Chlorine Dreams and Orange Soda
Maya gripped the edge of the diving board like her life depended on it. Below her, the pool shimmered with that fake blue they used at community centers—the kind that made you think maybe drowning wouldn't be so bad if it looked this aesthetic.
"You good, Maya?" called Jake, floating on his back in the deep end. His orange swim trunks were brighter than her future.
"Totally good," she lied. "Just vibing."
She wasn't vibing. She was calculating how much it would hurt her social standing if she just climbed back down the ladder instead of jumping. They were all there—Jake, Brianna with her perfect hair, even that sophomore who'd gotten a viral TikTok doing backflips off the high dive last summer.
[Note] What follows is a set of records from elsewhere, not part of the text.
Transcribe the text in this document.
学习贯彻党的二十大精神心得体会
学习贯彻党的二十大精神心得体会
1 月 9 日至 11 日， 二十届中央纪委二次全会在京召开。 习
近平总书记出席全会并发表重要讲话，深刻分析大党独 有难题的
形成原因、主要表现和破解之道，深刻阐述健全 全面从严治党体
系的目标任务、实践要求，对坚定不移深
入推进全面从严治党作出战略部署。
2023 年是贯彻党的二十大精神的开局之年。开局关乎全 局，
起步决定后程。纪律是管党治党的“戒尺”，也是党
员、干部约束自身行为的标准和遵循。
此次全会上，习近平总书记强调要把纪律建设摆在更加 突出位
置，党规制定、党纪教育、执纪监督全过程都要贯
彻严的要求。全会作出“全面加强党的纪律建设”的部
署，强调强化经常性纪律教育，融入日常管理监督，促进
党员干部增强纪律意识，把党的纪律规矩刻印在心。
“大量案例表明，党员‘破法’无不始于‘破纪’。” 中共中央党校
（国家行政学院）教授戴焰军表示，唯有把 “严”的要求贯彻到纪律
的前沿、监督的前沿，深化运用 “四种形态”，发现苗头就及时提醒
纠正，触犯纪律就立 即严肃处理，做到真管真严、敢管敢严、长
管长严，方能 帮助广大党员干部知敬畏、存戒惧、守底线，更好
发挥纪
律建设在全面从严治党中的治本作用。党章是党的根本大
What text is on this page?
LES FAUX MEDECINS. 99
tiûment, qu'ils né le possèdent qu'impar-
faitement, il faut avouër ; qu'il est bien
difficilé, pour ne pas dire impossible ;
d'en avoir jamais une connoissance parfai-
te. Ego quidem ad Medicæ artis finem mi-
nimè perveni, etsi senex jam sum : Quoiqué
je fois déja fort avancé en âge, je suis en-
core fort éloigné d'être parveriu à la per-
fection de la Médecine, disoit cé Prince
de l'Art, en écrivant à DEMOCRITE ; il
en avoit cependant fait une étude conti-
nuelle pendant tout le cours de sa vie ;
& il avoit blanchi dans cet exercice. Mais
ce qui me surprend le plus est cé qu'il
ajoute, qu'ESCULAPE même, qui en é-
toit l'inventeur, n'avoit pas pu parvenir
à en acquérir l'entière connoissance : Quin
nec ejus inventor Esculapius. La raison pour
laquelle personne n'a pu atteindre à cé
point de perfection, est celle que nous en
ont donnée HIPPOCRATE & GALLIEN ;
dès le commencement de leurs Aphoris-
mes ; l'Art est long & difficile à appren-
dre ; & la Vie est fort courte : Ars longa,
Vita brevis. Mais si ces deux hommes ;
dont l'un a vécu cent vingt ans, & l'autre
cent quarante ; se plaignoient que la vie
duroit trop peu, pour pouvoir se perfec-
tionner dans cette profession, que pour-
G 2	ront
Meanwhile Maya had approximately two swimming skills: treading water and surviving.
The chlorine smell triggered a core memory: her mom handing her a handful of vitamin gummies before she left the house. "For your immune system," she'd said, because apparently pool water was basically a petri dish of teenaged germs.
"Whatever happens," Brianna said from the side, "don't do that thing where you plug your nose. That's giving middle school energy."
Maya's palms were sweating so bad she was probably leaving prints on the board. That was it—palm sweat. The ultimate betrayal.
She closed her eyes and jumped. The water hit her like a wall. She surfaced, gasping, while Jake whooped like she'd just won Olympic gold.
"What was that form though?" Brianna asked, deadpan. "I've seen more grace from a hibernating bear."
"A bear who can SWIM," Maya shot back, paddling toward the ladder. "Bears are excellent swimmers, actually. Google it."
Jake tossed her a warm orange soda that had been sitting in the sun. "Nailed it, though."
She caught it, popping the tab. The fizz hit her tongue as Brianna and Jake launched into some debate about whether bears or otters were more swim-capable. Maya floated on her back, looking up at the palm tree silhouetted against the sky, and thought maybe—just maybe—she could survive being fifteen after all.